Ну и ладно! Это Теодоров как-нибудь переживет. Но Маруся! Что произошло с ней за эту промелькнувшую неделю? С недоумением и брезгливостью вчитывается Теодоров в ее похождения. Он испуган, сражен, подавлен. Господи! Где же его славная, незаурядная Маруся? Кто и как сумел подменить ее этой примитивной ходульной однофамилицей? Кто, какой злоумышленник, какой бездарь так поработал в отсутствие Теодорова над его рукописью? Неправда правит бал на этих листах. Тошно мне, тошно. Только под угрозой заключения в одиночку можно читать такой текст. И Теодоров, осилив лишь две трети полуфабриката о Марусе, отшвыривает стопку листов. Они разлетаются по кухне и устилают пол, как… как… как обожравшиеся дохлые чайки. Он сидит как мертвый, пока сигарета не обжигает пальцы. Так. Так. Вот так. Значит, все-таки не бесследно проходят его упорные гомерические возлияния? Деградирует, да? Паутина затягивает мозги. С коротким писком массово погибают, как лемминги, нервные клетки. Тускнеет, теряя накал, воображение. Скудеет, лишайсь притока слов, память. Замедляется бег крови. И вот уже потеряно главнейшее – способность к самосуду. И вот уже смелым подъемом на Джомолунгму кажется то, что на самом деле – крутой спуск к бесплодным каменистым плоскогорьям. Иначе как бы он мог допустить такую оплошку с Марусей? Мертворожденная деваха! Сколько дней он, как некрофил, наслаждался ей! Что будем делать, Теодоров?

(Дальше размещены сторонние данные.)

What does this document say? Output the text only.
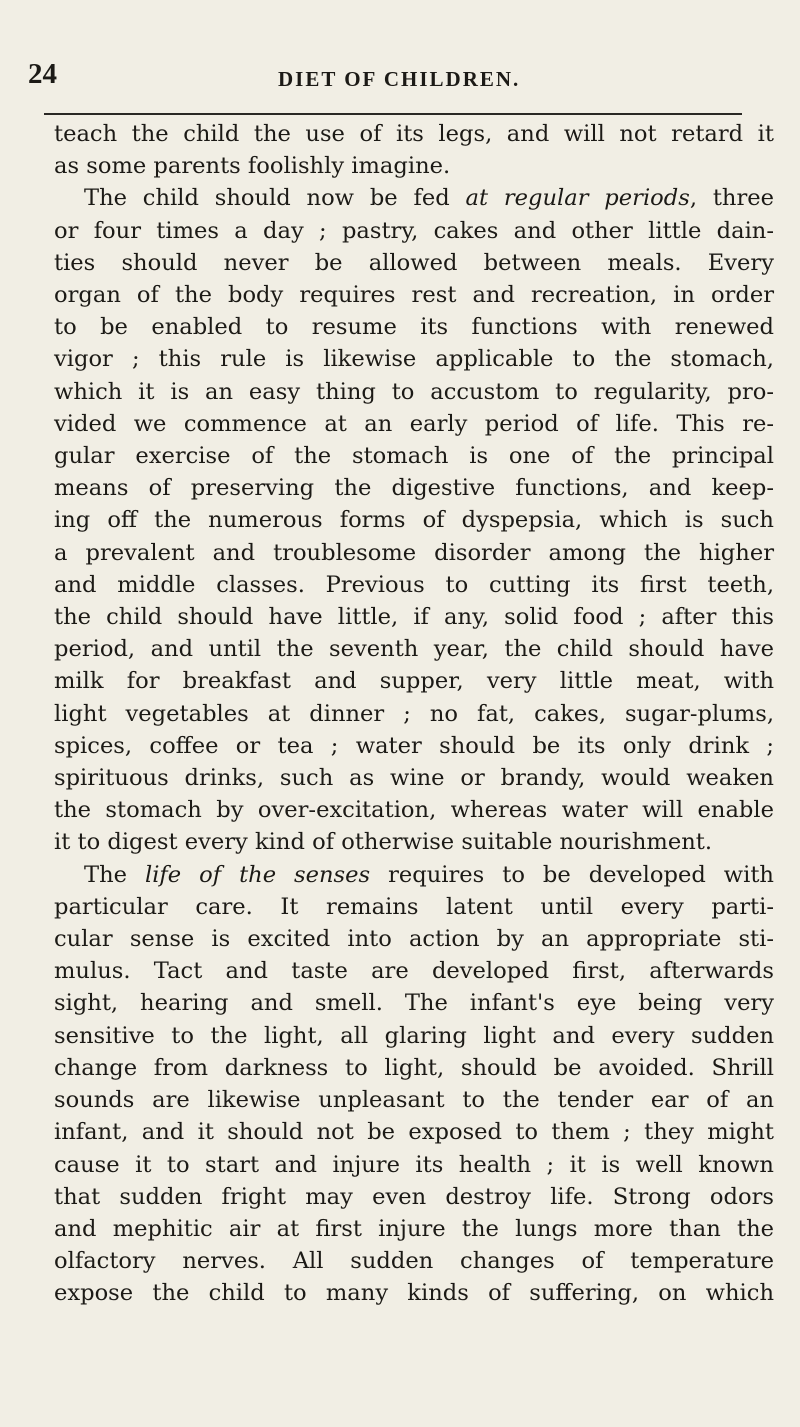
24	DIET OF CHILDREN.
teach the child the use of its legs, and will not retard it
as some parents foolishly imagine.
The child should now be fed at regular periods, three
or four times a day ; pastry, cakes and other little dain-
ties should never be allowed between meals. Every
organ of the body requires rest and recreation, in order
to be enabled to resume its functions with renewed
vigor ; this rule is likewise applicable to the stomach,
which it is an easy thing to accustom to regularity, pro-
vided we commence at an early period of life. This re-
gular exercise of the stomach is one of the principal
means of preserving the digestive functions, and keep-
ing off the numerous forms of dyspepsia, which is such
a prevalent and troublesome disorder among the higher
and middle classes. Previous to cutting its first teeth,
the child should have little, if any, solid food ; after this
period, and until the seventh year, the child should have
milk for breakfast and supper, very little meat, with
light vegetables at dinner ; no fat, cakes, sugar-plums,
spices, coffee or tea ; water should be its only drink ;
spirituous drinks, such as wine or brandy, would weaken
the stomach by over-excitation, whereas water will enable
it to digest every kind of otherwise suitable nourishment.
The life of the senses requires to be developed with
particular care. It remains latent until every parti-
cular sense is excited into action by an appropriate sti-
mulus. Tact and taste are developed first, afterwards
sight, hearing and smell. The infant's eye being very
sensitive to the light, all glaring light and every sudden
change from darkness to light, should be avoided. Shrill
sounds are likewise unpleasant to the tender ear of an
infant, and it should not be exposed to them ; they might
cause it to start and injure its health ; it is well known
that sudden fright may even destroy life. Strong odors
and mephitic air at first injure the lungs more than the
olfactory nerves. All sudden changes of temperature
expose the child to many kinds of suffering, on which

Илюша выдает мне остатки денег из сейфа. Лучше не считать их: и без того ясно, что с коммерческими магазинами придется подождать. Но поездка на материк еще пока возможна, и я звоню Никодимову. Уполномоченный литфонда изволят острить: наверняка, дескать, сегодня выпадет снег, ибо Теодоров трезв. «Пошел на х..!» – мысленно отвечаю я ему. Не расположен я слушать сегодня ветеранские шуточки. Никодимов один из тех, кто не добреет и не мудреет с возрастом, а наоборот, ожесточается на всех, кто моложе его… вот что странно. Но с путевкой все в порядке. Москва обещает мне отдых в Малеевке, и Никодимов, хочет он того или нет, обязан выдать проездные деньги.
С поездкой, таким образом, проясняется. С Марусей тоже все ясно: ее не воскресить. Марусю надо кремировать, а пепел развеять по ветру. А что мне делать с Елизаветой Семеновой? С ней не разделаешься так просто.
Я звоню в редакцию газеты «Свобода». Отвечает не кто-нибудь, а Суни. Ее-то голосок с легким международным акцентом я способен отличить от других.
– Слушай, – говорю я зло и нетерпеливо, – какого черта ты уехала и…
Сразу же идут короткие гудки: это Суни, не дослушав, бросила трубку. Та-ак! Не желает, значит, кореяночка беседовать со мной. А почему? Одно из двух: или я, будучи невменяемым в тот Ивановский вечер, выгнал ее из дома, или нестерпимо оскорбил другим изощренным способом. Та-ак!
Прошу у Илюши телефонный справочник и набираю приемную редактора. Откликается какая-то девица, секретарша, по-видимому. Я прошу пригласить к телефону Семенову. Очень нужно. Срочное дело. Звонят по междугородной.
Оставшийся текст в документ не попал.